Gaps in the research covered in this thematic review include:

  • the nature of the participants who were included in the individual studies
  • how the research was completed, including the specific focus

With regard to the research participants, the majority of research studies focused on the lived experiences of people with specific impairments, such as mental health conditions. As such, it is difficult to establish whether disability attitudes or experiences of stigma are consistent across all disabled people, or whether they are specific to certain impairment types. This is particularly the case when considering the hierarchy of difference and desirability noted in Question 1. For example, it might be expected that disabled people with a visible impairment may not be able to pass or camouflage in a way that people with an invisible impairment can. Because of this, they might have to adopt other coping strategies. In addition, participants in the reviewed studies were able to communicate their experiences for themselves, and so experiences of stigma from the perspective of non-verbal disabled people, such as people with profound and multiple learning disabilities, may be missing. More research is needed with a greater diversity of disabled people and types of impairments to establish the collective experiences of disability attitudes and stigma, so that inclusive interventions can be designed and implemented. 

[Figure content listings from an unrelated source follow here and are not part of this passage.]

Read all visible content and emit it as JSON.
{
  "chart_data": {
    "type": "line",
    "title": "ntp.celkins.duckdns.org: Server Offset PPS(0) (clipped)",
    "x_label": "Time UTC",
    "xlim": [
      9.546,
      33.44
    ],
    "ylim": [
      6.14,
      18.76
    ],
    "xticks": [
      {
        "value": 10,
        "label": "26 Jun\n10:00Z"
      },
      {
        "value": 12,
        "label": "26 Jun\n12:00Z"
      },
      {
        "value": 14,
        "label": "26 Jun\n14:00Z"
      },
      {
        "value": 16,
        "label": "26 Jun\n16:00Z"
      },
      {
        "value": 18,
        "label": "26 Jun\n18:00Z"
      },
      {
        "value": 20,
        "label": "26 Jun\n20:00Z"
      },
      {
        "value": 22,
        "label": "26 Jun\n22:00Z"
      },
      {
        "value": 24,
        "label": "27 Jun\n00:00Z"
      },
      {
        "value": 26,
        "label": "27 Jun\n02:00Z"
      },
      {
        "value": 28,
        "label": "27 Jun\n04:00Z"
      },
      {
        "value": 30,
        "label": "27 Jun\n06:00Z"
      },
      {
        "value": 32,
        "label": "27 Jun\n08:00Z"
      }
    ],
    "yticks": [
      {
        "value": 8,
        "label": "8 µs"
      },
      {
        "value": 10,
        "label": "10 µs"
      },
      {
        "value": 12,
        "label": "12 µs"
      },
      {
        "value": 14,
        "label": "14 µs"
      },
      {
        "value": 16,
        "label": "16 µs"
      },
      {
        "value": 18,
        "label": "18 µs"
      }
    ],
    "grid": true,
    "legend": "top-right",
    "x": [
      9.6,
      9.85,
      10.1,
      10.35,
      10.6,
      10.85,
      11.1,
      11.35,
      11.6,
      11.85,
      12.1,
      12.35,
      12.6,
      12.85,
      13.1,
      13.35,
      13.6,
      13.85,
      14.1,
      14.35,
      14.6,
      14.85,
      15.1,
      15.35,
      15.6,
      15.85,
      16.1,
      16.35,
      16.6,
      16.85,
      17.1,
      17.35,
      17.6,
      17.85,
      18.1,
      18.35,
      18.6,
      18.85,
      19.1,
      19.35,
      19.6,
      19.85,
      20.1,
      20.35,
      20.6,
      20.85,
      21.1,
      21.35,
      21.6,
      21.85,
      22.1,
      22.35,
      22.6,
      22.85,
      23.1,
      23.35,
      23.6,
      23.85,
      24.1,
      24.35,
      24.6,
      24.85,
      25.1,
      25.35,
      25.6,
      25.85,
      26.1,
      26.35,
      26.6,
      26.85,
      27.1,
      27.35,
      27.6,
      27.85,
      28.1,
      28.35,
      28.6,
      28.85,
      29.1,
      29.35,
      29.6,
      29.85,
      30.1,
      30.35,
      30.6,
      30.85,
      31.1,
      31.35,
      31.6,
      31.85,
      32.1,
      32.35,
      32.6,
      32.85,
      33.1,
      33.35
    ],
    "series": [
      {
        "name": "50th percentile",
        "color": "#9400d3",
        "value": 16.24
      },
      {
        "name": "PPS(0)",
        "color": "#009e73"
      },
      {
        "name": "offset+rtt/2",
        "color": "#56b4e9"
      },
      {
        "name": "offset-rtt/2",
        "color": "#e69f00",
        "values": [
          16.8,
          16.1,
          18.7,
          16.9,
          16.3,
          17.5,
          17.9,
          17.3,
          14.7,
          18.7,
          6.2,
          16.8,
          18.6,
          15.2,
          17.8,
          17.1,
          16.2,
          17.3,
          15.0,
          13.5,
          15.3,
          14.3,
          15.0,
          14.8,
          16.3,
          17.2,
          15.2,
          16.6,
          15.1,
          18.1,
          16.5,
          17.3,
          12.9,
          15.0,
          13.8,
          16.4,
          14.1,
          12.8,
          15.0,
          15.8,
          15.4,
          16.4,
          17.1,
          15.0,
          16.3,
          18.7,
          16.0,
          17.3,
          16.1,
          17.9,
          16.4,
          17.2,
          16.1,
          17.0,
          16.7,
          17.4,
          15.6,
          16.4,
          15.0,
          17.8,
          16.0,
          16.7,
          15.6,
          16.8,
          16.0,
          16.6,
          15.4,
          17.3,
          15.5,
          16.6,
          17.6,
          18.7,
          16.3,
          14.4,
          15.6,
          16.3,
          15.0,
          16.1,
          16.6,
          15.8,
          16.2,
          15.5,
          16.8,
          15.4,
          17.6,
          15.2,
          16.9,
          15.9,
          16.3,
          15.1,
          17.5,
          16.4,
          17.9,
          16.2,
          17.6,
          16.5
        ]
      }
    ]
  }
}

This recommendation is important when considering how the research reviewed in this report was completed. In the majority of research projects in this thematic review,  disabled people had been purely participants of the study, rather than the research being conducted with them. This means that there were limited examples of studies that were led by disabled people on the topics of attitudes and stigma. In addition, regarding the scope of individual research projects, evidence was lacking of schemes and strategies that demonstrate effectiveness in improving societal attitudes and/or reducing disabled people’s experiences of stigmatisation. A limitation of this thematic review, therefore, is being able to recommend accessible and inclusive case study examples created by disabled people that could be used to help promote social change. More inclusive and co-produced research led by disabled people is needed to explore what effective and accessible attitudinal change in society looks like.